In the triple time Salvum fac that opens the collection, stemmed note would equal dotted quarter, diamond = eighth, square = quarter. Small notes are like graces in baroque music. Two notes same pitch right beside one another are like a tied note. Sharps are x.
In the plainchant masses it appears that the rhythmic notations is essentially giving longs and shorts in accordance with the stress of the latin syllables--as is found in other post-tridentine chant sources (not my area of knowledge) so again a stem is long, a square is normal and a diamond is short; but I wouldn't do that in a mechanical way. This type of notation also appears in the Merbecke Mass that was mentioned.
I hope these will be of use, and of interest, to those who have been looking for more chant ordinaries.
Of course, these aren't ancient melodies; those are scattered all over in libraries where many have never been cataloged, so we just have to wait for scholars to unearth them and prepare performing editions!

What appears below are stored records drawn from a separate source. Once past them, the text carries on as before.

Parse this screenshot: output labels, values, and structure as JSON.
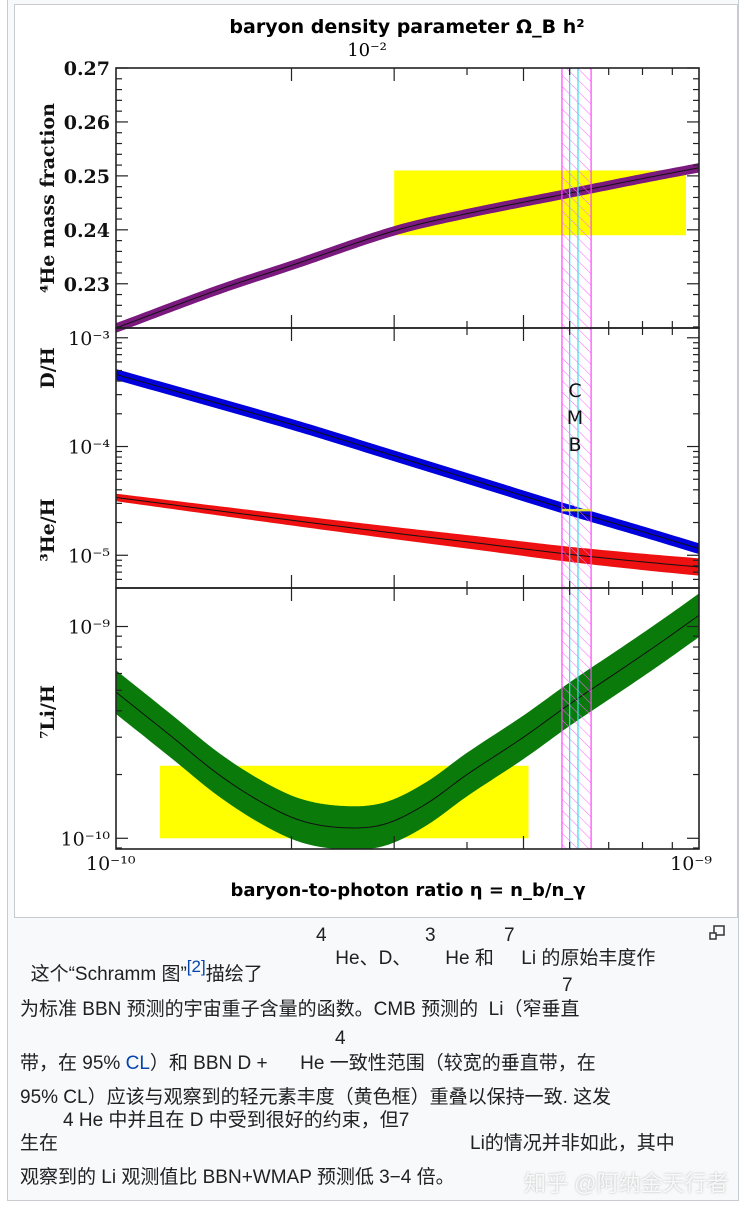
{
  "chart_data": {
    "type": "line",
    "title": "baryon density parameter Ω_B h²",
    "top_axis_tick_label": "10⁻²",
    "xlabel": "baryon-to-photon ratio η = n_b/n_γ",
    "xscale": "log",
    "xlim": [
      1e-10,
      1e-09
    ],
    "xtick_labels": [
      "10⁻¹⁰",
      "10⁻⁹"
    ],
    "panels": [
      {
        "ylabel": "⁴He mass fraction",
        "yscale": "linear",
        "ylim": [
          0.2218,
          0.27
        ],
        "ytick_labels": [
          "0.27",
          "0.26",
          "0.25",
          "0.24",
          "0.23"
        ],
        "yticks": [
          0.27,
          0.26,
          0.25,
          0.24,
          0.23
        ],
        "series": [
          {
            "x": [
              1e-10,
              1.5e-10,
              2e-10,
              3e-10,
              4e-10,
              6e-10,
              8e-10,
              1e-09
            ],
            "y": [
              0.2218,
              0.2289,
              0.2334,
              0.2398,
              0.243,
              0.2468,
              0.2495,
              0.2515
            ],
            "color": "#7b1a7e",
            "halfwidth": 0.0004
          }
        ],
        "observed_box": {
          "x": [
            3e-10,
            9.5e-10
          ],
          "y": [
            0.239,
            0.251
          ],
          "color": "#ffff00"
        }
      },
      {
        "ylabel": "D/H",
        "ylabel2": "³He/H",
        "yscale": "log",
        "ylim": [
          5e-06,
          0.00123
        ],
        "ytick_labels": [
          "10⁻³",
          "10⁻⁴",
          "10⁻⁵"
        ],
        "yticks": [
          0.001,
          0.0001,
          1e-05
        ],
        "series": [
          {
            "name": "D/H",
            "x": [
              1e-10,
              2e-10,
              3e-10,
              4e-10,
              6e-10,
              8e-10,
              1e-09
            ],
            "y": [
              0.00046,
              0.00016,
              8.2e-05,
              5.1e-05,
              2.6e-05,
              1.65e-05,
              1.15e-05
            ],
            "color": "#0000dd",
            "halfwidth_dex": 0.045
          },
          {
            "name": "³He/H",
            "x": [
              1e-10,
              2e-10,
              3e-10,
              4e-10,
              6e-10,
              8e-10,
              1e-09
            ],
            "y": [
              3.4e-05,
              2.1e-05,
              1.6e-05,
              1.33e-05,
              1.02e-05,
              8.7e-06,
              7.8e-06
            ],
            "color": "#ee1111",
            "halfwidth_dex": 0.03,
            "halfwidth_dex_end": 0.075
          }
        ],
        "observed_box": {
          "x": [
            5.82e-10,
            6.53e-10
          ],
          "y": [
            2.6e-05,
            2.6e-05
          ],
          "color": "#e0e040"
        }
      },
      {
        "ylabel": "⁷Li/H",
        "yscale": "log",
        "ylim": [
          8.9e-11,
          1.52e-09
        ],
        "ytick_labels": [
          "10⁻⁹",
          "10⁻¹⁰"
        ],
        "yticks": [
          1e-09,
          1e-10
        ],
        "series": [
          {
            "x": [
              1e-10,
              1.25e-10,
              1.5e-10,
              1.8e-10,
              2.1e-10,
              2.5e-10,
              2.9e-10,
              3.4e-10,
              4e-10,
              5e-10,
              6e-10,
              7.5e-10,
              8.7e-10,
              1e-09
            ],
            "y": [
              4.9e-10,
              3e-10,
              2e-10,
              1.45e-10,
              1.2e-10,
              1.12e-10,
              1.17e-10,
              1.45e-10,
              2e-10,
              3e-10,
              4.3e-10,
              6.5e-10,
              8.6e-10,
              1.13e-09
            ],
            "color": "#0a7a0a",
            "halfwidth_dex": 0.1
          }
        ],
        "observed_box": {
          "x": [
            1.19e-10,
            5.1e-10
          ],
          "y": [
            1e-10,
            2.2e-10
          ],
          "color": "#ffff00"
        }
      }
    ],
    "cmb_band": {
      "label": [
        "C",
        "M",
        "B"
      ],
      "outer": [
        5.82e-10,
        6.53e-10
      ],
      "inner": [
        6e-10,
        6.2e-10
      ],
      "outer_color": "#ff44ff",
      "inner_color": "#33ddee"
    },
    "grid": false
  },
  "caption": {
    "line1": {
      "a": "这个“Schramm 图”",
      "ref": "[2]",
      "b": "描绘了",
      "sup1": "4",
      "c": " He、D、",
      "sup2": "3",
      "d": " He 和 ",
      "sup3": "7",
      "e": " Li 的原始丰度作"
    },
    "line2": {
      "a": "为标准 BBN 预测的宇宙重子含量的函数。CMB 预测的 ",
      "sup": "7",
      "b": " Li（窄垂直"
    },
    "line3": {
      "a": "带，在 95% ",
      "link": "CL",
      "b": "）和 BBN D + ",
      "sup": "4",
      "c": " He 一致性范围（较宽的垂直带，在"
    },
    "line4": "95% CL）应该与观察到的轻元素丰度（黄色框）重叠以保持一致. 这发",
    "line5a": "4 He 中并且在 D 中受到很好的约束，但7",
    "line5b": "生在",
    "line5c": "Li的情况并非如此，其中",
    "line6": "观察到的 Li 观测值比 BBN+WMAP 预测低 3−4 倍。",
    "enlarge_icon": "enlarge-icon"
  },
  "watermark": "知乎 @阿纳金天行者"
}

With nine versets, and the divisions of the Gloria as they are in the Vatican Edition Graduale Romanum (1908), one would get:
***Chant — Gloria 1. Organ — Et in terra ***Chant — Laudamus te 2. Organ — Benedicimus te ***Chant — Adoramus te 3. Organ — Glorificamus te ***Chant — Gratias agimus tibi 4. Organ — Domine Deus, Rex coelestis ***Chant — Domine Fili 5. Organ — Domine Deus, Agnus Dei ***Chant — Qui tollis… miserere 6. Organ — Qui tollis… suscipe ***Chant — Qui sedes 7. Organ — Quoniam tu solus sanctus ***Chant — Tu solus Dominus 8. Organ — Tu solus Altissimus ***Chant — Cum Sancto Spiritu 9. Organ — Amen
Do you have a different number of versets, or different divisions?
Also, HERE is a CD that I found through Naxos which looks like it follows these divisions.
Thanks, Jonathan - I see now what I did. A certain otherwise splendid alternatim performance omitted a line of chant and played two organ versets in a row at the end. (Argh!) All is well - now.